We put forth gadget-less lifting, a new framework for proving the communication lower bounds, which combines the structure-vs-pseudorandomness decomposition by Göös, Pitassi, and Watson (FOCS 17) with a sampling process for analyzing the accuracy of communication protocols.

To prove communication lower bounds for a two-party function f, gadget-less lifting proceeds in three steps: 

(1) Identify a class of simple protocols that captures the hardness of f.

(2) Prove that every communication protocol for f can be simulated by simple protocols. 

(3) Prove lower bounds by analyzing simple protocols.

As an example, we prove the Ω(n / k + k) lower bound on (k - 1)-round distributional complexity of the k-step pointer chasing problem under the uniform input distribution, improving the Ω(n/k - k\log n) lower bound due to Yehudayoff (Combinatorics Probability and Computing, 2020). Our lower bound matches the (k-1)-round protocol with Õ(n/k + k) communication by Nisan and Wigderson (STOC 91). 

The new framework bypasses some fundamental barriers of the round elimination method and information complexity.
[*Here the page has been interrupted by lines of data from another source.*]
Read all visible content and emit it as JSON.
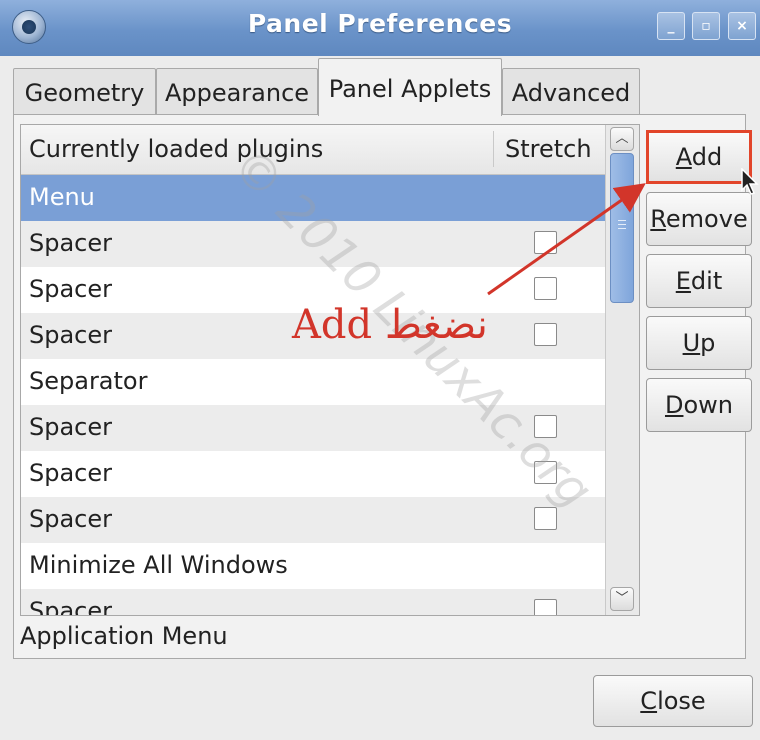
{
  "window": {
    "title": "Panel Preferences",
    "buttons": {
      "minimize": "_",
      "maximize": "▫",
      "close": "×"
    }
  },
  "tabs": [
    {
      "label": "Geometry",
      "active": false
    },
    {
      "label": "Appearance",
      "active": false
    },
    {
      "label": "Panel Applets",
      "active": true
    },
    {
      "label": "Advanced",
      "active": false
    }
  ],
  "plugins": {
    "columns": {
      "name": "Currently loaded plugins",
      "stretch": "Stretch"
    },
    "rows": [
      {
        "name": "Menu",
        "selected": true,
        "stretch": null
      },
      {
        "name": "Spacer",
        "stretch": false
      },
      {
        "name": "Spacer",
        "stretch": false
      },
      {
        "name": "Spacer",
        "stretch": false
      },
      {
        "name": "Separator",
        "stretch": null
      },
      {
        "name": "Spacer",
        "stretch": false
      },
      {
        "name": "Spacer",
        "stretch": false
      },
      {
        "name": "Spacer",
        "stretch": false
      },
      {
        "name": "Minimize All Windows",
        "stretch": null
      },
      {
        "name": "Spacer",
        "stretch": false
      }
    ]
  },
  "status_text": "Application Menu",
  "side_buttons": {
    "add": {
      "pre": "",
      "key": "A",
      "post": "dd"
    },
    "remove": {
      "pre": "",
      "key": "R",
      "post": "emove"
    },
    "edit": {
      "pre": "",
      "key": "E",
      "post": "dit"
    },
    "up": {
      "pre": "",
      "key": "U",
      "post": "p"
    },
    "down": {
      "pre": "",
      "key": "D",
      "post": "own"
    }
  },
  "close_button": {
    "key": "C",
    "post": "lose"
  },
  "annotation": {
    "text": "Add نضغط",
    "color": "#d2352a"
  },
  "watermark": "© 2010 LinuxAc.org",
  "colors": {
    "accent": "#7a9fd6",
    "titlebar": "#6a93c9",
    "annotation": "#d2352a"
  }
}
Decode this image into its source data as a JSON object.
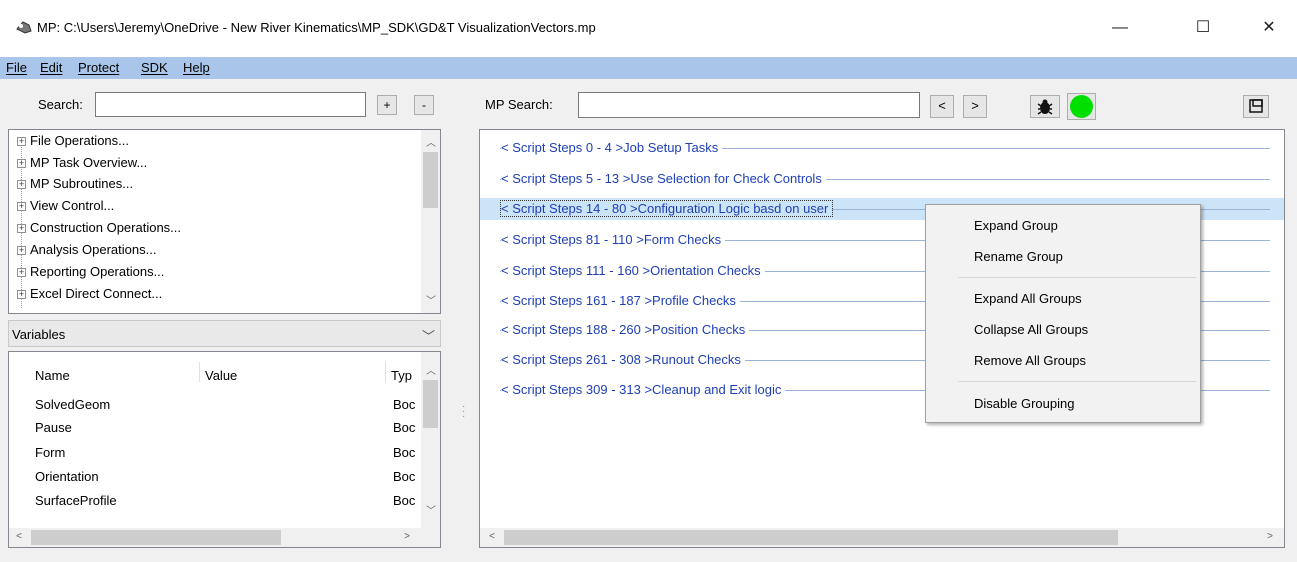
{
  "window": {
    "title": "MP: C:\\Users\\Jeremy\\OneDrive - New River Kinematics\\MP_SDK\\GD&T VisualizationVectors.mp",
    "icon": "app-icon",
    "min_glyph": "—",
    "max_glyph": "☐",
    "close_glyph": "✕"
  },
  "menu": {
    "file": "File",
    "edit": "Edit",
    "protect": "Protect",
    "sdk": "SDK",
    "help": "Help"
  },
  "left": {
    "search_label": "Search:",
    "search_value": "",
    "plus_label": "+",
    "minus_label": "-",
    "tree_items": [
      "File Operations...",
      "MP Task Overview...",
      "MP Subroutines...",
      "View Control...",
      "Construction Operations...",
      "Analysis Operations...",
      "Reporting Operations...",
      "Excel Direct Connect..."
    ],
    "variables_dropdown": "Variables",
    "grid_headers": [
      "Name",
      "Value",
      "Typ"
    ],
    "grid_rows": [
      {
        "name": "SolvedGeom",
        "value": "",
        "type": "Boc"
      },
      {
        "name": "Pause",
        "value": "",
        "type": "Boc"
      },
      {
        "name": "Form",
        "value": "",
        "type": "Boc"
      },
      {
        "name": "Orientation",
        "value": "",
        "type": "Boc"
      },
      {
        "name": "SurfaceProfile",
        "value": "",
        "type": "Boc"
      }
    ]
  },
  "right": {
    "mp_search_label": "MP Search:",
    "mp_search_value": "",
    "prev_label": "<",
    "next_label": ">",
    "bug_icon": "bug-icon",
    "status_color": "#00e000",
    "groups": [
      "< Script Steps 0 - 4 >Job Setup Tasks",
      "< Script Steps 5 - 13 >Use Selection for Check Controls",
      "< Script Steps 14 - 80 >Configuration Logic basd on user",
      "< Script Steps 81 - 110 >Form Checks",
      "< Script Steps 111 - 160 >Orientation Checks",
      "< Script Steps 161 - 187 >Profile Checks",
      "< Script Steps 188 - 260 >Position Checks",
      "< Script Steps 261 - 308 >Runout Checks",
      "< Script Steps 309 - 313 >Cleanup and Exit logic"
    ],
    "selected_group_index": 2
  },
  "context_menu": {
    "expand_group": "Expand Group",
    "rename_group": "Rename Group",
    "expand_all": "Expand All Groups",
    "collapse_all": "Collapse All Groups",
    "remove_all": "Remove All Groups",
    "disable_grouping": "Disable Grouping"
  }
}
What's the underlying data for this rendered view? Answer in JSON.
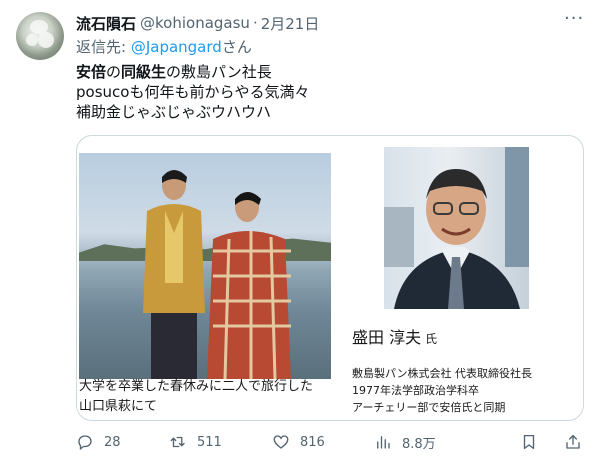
{
  "author": {
    "name": "流石隕石",
    "handle": "@kohionagasu",
    "separator": "·",
    "date": "2月21日"
  },
  "reply_to": {
    "prefix": "返信先: ",
    "mention": "@Japangard",
    "suffix": "さん"
  },
  "body": {
    "line1_a": "安倍",
    "line1_b": "の",
    "line1_c": "同級生",
    "line1_d": "の敷島パン社長",
    "line2": "posucoも何年も前からやる気満々",
    "line3": "補助金じゃぶじゃぶウハウハ"
  },
  "card": {
    "left_caption_line1": "大学を卒業した春休みに二人で旅行した",
    "left_caption_line2": "山口県萩にて",
    "right_name": "盛田 淳夫",
    "right_name_suffix": "氏",
    "right_desc_line1": "敷島製パン株式会社 代表取締役社長",
    "right_desc_line2": "1977年法学部政治学科卒",
    "right_desc_line3": "アーチェリー部で安倍氏と同期"
  },
  "actions": {
    "replies": "28",
    "retweets": "511",
    "likes": "816",
    "views": "8.8万"
  },
  "colors": {
    "text": "#0f1419",
    "secondary": "#536471",
    "link": "#1d9bf0",
    "border": "#cfd9de"
  }
}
It may have more applications in proving round-communication trade-offs for other problems.

Xinyu Mao is currently pursuing a PhD at the University of Southern California. Prior to USC, he graduated from Shanghai Jiao Tong University in 2022 with a Bachelor of Engineering degree.His research focuses on theoretical computer science, especially cryptography and computational complexity.